Défendre notre liberté

Le modèle européen repose sur la liberté de l’homme, la diversité des opinions, de la création. Notre liberté première est la liberté démocratique, celle de choisir nos gouvernants là où, à chaque scrutin, des puissances étrangères cherchent à peser sur nos votes. Je propose que soit créée une Agence européenne de protection des démocraties qui fournira des experts européens à chaque État membre pour protéger son processus électoral contre les cyberattaques et les manipulations. Dans cet esprit d’indépendance, nous devons aussi interdire le financement des partis politiques européens par des puissances étrangères. Nous devrons bannir d’Internet, par des règles européennes, tous les discours de haine et de violence, car le respect de l’individu est le fondement de notre civilisation de dignité.

Protéger notre continent

Fondée sur la réconciliation interne, l’Union européenne a oublié de regarder les réalités du monde. Or aucune communauté ne crée de sentiment d’appartenance si elle n’a pas des limites qu’elle protège. La frontière, c’est la liberté en sécurité. Nous devons ainsi remettre à plat l’espace Schengen: tous ceux qui veulent y participer doivent remplir des obligations de responsabilité (contrôle rigoureux des frontières) et de solidarité (une même politique d’asile, avec les mêmes règles d’accueil et de refus). Une police des frontières commune et un office européen de l’asile, des obligations strictes de contrôle, une solidarité européenne à laquelle chaque pays contribue, sous l’autorité d’un Conseil européen de sécurité intérieure: je crois, face aux migrations, à une Europe qui protège à la fois ses valeurs et ses frontières.

Les mêmes exigences doivent s’appliquer à la défense. D’importants progrès ont été réalisés depuis deux ans, mais nous devons donner un cap clair: un traité de défense et de sécurité devra définir nos obligations indispensables, en lien avec l’OTAN et nos alliés européens: augmentation des dépenses militaires, clause de défense mutuelle rendue opérationnelle, Conseil de sécurité européen associant le Royaume-Uni pour préparer nos décisions collectives.
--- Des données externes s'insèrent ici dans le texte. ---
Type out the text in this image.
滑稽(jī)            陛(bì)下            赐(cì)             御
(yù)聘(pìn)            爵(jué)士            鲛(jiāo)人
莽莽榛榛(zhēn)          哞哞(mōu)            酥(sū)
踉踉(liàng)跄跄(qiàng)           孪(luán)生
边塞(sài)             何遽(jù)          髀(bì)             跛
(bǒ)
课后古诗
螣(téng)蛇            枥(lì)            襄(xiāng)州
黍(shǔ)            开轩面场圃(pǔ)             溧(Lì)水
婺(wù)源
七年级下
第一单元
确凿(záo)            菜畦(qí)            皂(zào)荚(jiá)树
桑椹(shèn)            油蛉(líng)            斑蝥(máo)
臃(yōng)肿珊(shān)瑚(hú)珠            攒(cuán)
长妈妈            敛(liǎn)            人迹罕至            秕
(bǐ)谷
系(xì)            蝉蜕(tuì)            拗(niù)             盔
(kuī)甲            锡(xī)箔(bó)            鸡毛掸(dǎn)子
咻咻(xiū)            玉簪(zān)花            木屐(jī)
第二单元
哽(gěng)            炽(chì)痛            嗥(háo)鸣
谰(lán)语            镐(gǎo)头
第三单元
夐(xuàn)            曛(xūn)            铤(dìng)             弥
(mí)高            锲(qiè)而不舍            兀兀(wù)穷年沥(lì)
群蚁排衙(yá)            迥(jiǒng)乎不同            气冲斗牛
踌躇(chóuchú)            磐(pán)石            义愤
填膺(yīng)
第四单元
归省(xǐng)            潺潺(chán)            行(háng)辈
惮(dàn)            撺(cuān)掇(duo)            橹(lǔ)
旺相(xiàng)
Nos frontières doivent aussi assurer une juste concurrence. Quelle puissance au monde accepte de poursuivre ses échanges avec ceux qui ne respectent aucune de ses règles? Nous ne pouvons pas subir sans rien dire. Nous devons réformer notre politique de concurrence, refonder notre politique commerciale: sanctionner ou interdire en Europe les entreprises qui portent atteinte à nos intérêts stratégiques et nos valeurs essentielles, comme les normes environnementales, la protection des données et le juste paiement de l’impôt ; et assumer, dans les industries stratégiques et nos marchés publics, une préférence européenne comme le font nos concurrents américains ou chinois.

Retrouver l’esprit de progrès

L’Europe n’est pas une puissance de second rang. L’Europe entière est une avant-garde: elle a toujours su définir les normes du progrès. Pour cela, elle doit porter un projet de convergence plus que de concurrence: l’Europe, où a été créée la sécurité sociale, doit instaurer pour chaque travailleur, d’Est en Ouest et du Nord au Sud, un bouclier social lui garantissant la même rémunération sur le même lieu de travail, et un salaire minimum européen, adapté à chaque pays et discuté chaque année collectivement.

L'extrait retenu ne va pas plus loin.